Mural 28 in Tamboccacha, Peru

I'm the kind of traveler who thinks, "Well, I'm in Vietnam and I have a little time on my hands.  I might as well go to Cambodia for the weekend."  I really have done that.  So, when I decided to go to Ecuador for my murals in Cuenca, I thought, "Since I'm in the neighborhood, I might as well go to Peru."

Peru was one of my first big travel adventures, so very long ago.  Previous to Peru, I only traveled where I had friends.  And, that was just fine.  But, when I went to Peru for the first time, I studied in advance, wore out my "Lonely Planet" travel guide, and explored on my own.  It really didn't matter if terrorists bombed a tourist train to Machu Picchu the week before I went.  There would be extra security and I would be safe.  At least, that was my reasoning.  So, I headed to Peru to see the "Lost City of the Incas" in Machu Picchu as well as the floating islands of the Uros Indians at Lake Titicaca.

The second trip to Peru wasn't all about Machu Picchu and Lake Titicaca, although I did see them again.  One of my friends, Rick, contacted me to tell me that his daughter was doing volunteer work in Peru for a year.  Perhaps a mural might be a good project? Well, I always think a mural is a good project.  And, Helena was once one of my art students, although I hadn't seen her since she was in seventh grade.  Now, she was all grown up and I thought it was time to grab my brushes and head to Peru.

Before my second visit, I wondered, "Why would anyone live in Urubamba when you could live in Cusco?"  The Inca capital was a charming little town with so much appeal! I liked it so much that I even named my cat Cusco.  Well, that was then (on my first visit).  This is now (on my second visit) and Cusco's population swelled to an estimated 600,000.  I would never name my cat Cusco now.

But, the ride to Urubamba was simply breathtaking.  The mass of population was left behind and replaced by majestic, snow-covered mountains.  For whatever reason, my taxi took a detour off the main road.  I was just simply delighted about that.  Other people in the taxi slept.  I couldn't shut my eyes with such a spectacular view.

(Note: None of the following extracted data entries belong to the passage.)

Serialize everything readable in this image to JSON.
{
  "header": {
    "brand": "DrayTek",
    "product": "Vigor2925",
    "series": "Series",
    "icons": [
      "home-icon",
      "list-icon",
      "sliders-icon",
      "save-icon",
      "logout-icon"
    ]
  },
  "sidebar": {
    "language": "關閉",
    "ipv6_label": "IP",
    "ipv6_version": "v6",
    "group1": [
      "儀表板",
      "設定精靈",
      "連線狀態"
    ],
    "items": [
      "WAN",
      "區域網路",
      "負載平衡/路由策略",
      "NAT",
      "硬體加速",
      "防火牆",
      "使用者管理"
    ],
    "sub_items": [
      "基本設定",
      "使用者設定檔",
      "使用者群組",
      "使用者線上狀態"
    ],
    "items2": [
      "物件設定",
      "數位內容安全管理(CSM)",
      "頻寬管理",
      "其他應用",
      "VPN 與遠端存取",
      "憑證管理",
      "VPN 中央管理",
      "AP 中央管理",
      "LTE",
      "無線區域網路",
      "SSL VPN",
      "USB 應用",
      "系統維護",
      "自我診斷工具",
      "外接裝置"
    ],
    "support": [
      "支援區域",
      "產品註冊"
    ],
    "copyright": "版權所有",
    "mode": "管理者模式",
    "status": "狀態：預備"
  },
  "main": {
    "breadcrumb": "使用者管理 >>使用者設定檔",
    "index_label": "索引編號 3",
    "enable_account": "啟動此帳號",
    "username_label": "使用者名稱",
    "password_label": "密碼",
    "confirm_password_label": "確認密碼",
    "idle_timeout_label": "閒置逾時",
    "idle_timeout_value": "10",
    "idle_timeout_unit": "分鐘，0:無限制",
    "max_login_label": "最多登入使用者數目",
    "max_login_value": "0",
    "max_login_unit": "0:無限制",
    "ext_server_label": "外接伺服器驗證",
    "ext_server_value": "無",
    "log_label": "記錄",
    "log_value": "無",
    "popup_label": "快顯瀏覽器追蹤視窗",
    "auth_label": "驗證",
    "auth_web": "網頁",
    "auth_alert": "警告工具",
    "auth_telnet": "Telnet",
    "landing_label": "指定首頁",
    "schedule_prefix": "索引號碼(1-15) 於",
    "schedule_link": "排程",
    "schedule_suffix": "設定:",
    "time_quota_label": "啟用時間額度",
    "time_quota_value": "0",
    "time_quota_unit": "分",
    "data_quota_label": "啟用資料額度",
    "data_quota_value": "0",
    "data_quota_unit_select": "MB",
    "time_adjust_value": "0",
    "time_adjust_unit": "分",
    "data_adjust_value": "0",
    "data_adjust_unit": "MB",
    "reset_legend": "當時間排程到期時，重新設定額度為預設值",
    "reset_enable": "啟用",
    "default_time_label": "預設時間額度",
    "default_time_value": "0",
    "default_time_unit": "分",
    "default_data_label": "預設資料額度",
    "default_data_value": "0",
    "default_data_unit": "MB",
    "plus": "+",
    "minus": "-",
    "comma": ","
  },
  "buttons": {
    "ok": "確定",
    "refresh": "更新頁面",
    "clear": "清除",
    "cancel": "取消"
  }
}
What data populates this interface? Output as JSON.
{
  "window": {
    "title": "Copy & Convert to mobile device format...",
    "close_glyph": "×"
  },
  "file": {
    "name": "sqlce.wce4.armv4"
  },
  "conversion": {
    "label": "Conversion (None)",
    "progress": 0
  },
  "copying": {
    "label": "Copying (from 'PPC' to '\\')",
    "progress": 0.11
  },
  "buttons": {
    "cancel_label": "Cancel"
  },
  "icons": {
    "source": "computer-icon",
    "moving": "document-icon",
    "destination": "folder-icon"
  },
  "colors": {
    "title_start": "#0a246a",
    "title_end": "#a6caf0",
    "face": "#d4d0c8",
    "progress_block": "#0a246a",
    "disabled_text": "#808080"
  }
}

Urubamba was a sleepy little town, just like I remembered Cusco.  It was the home base for Pro Peru, an organization that worked with community development in rural Peru.  And, the Pro Peru people thought a mural was a great way to launch their next project in Tamboccacha.

Tamboccacha was a tiny little village back in the mountains that I passed through on my way to Urubamba.  I've painted murals all over the world.  Never before, and I think never again, will I ever paint in such a magnificent location.  Snow covered mountains and rolling farmland were the background for my mural to welcome people to the pre-school at Tamboccacha.

The people of the community requested four things on their mural. 1) A child with a computer. 2) a child studying. 3) a child playing football . . . er, soccer and 4) the founding father of the community, a charming man named Marcelino.  He's the one telling stories to the children gathered around him.  One of the best photos in the Photos section is the one where he paints himself on the mural.

If you are ever lucky enough to go to Tamvoccacha, hopefully, you will be welcomed into someone's home and served potatoes.  Peru has thousands of different kinds of potatoes.  Who knew?  I don't know what kind I was served.  They were boiled red potatoes as far as I was concerned.  However, what made them unique was the firey salsa, ocopa, that was spooned on top of each bite.

from Elanna, my translator, in Tamboccocha, Peru

Some of the Peruvian Potatoes

4 or 5 red hot peppers
.1 large onion  
2 cloves of garlic
1 stick of huacatay
3 vanilla cookies
3 tsps of toasted peanuts 
1 sprig of cilantro
3/4 cup evaporated milk
200 g queso fresco, diced Oil (add as necessary)

Ready for fire in your mouth?  Remove seeds and white veins from the red peppers and then dice those little fire breathers.  Peel and dice the onion and garlic as well.  Fry the peppers, onions, and garlic with huacatay until browned.  Don't know what hucacatay is?  Well, you don't live in Peru then.  It's an herb that grows in the Andes.  It's sometimes called "black mint" and is related to the marigold.  Now you know what it is.  But, if you can't buy it on a trip to Peru, you might just skip that ingredient.

After cooking those ingredients, toss them in a food processor with the cookies, peanuts, cilantro, milk, salt and pepper to taste, and queso fresco.  Never heard of queso fresco?  It's a kind of cheese, but you can substitute it with feta or ricotta.

Let the mixture rest to thicken and add oil as needed. It serves six to eight, but that all depends on how many potatoes you eat and how much ocopa you put on each bite.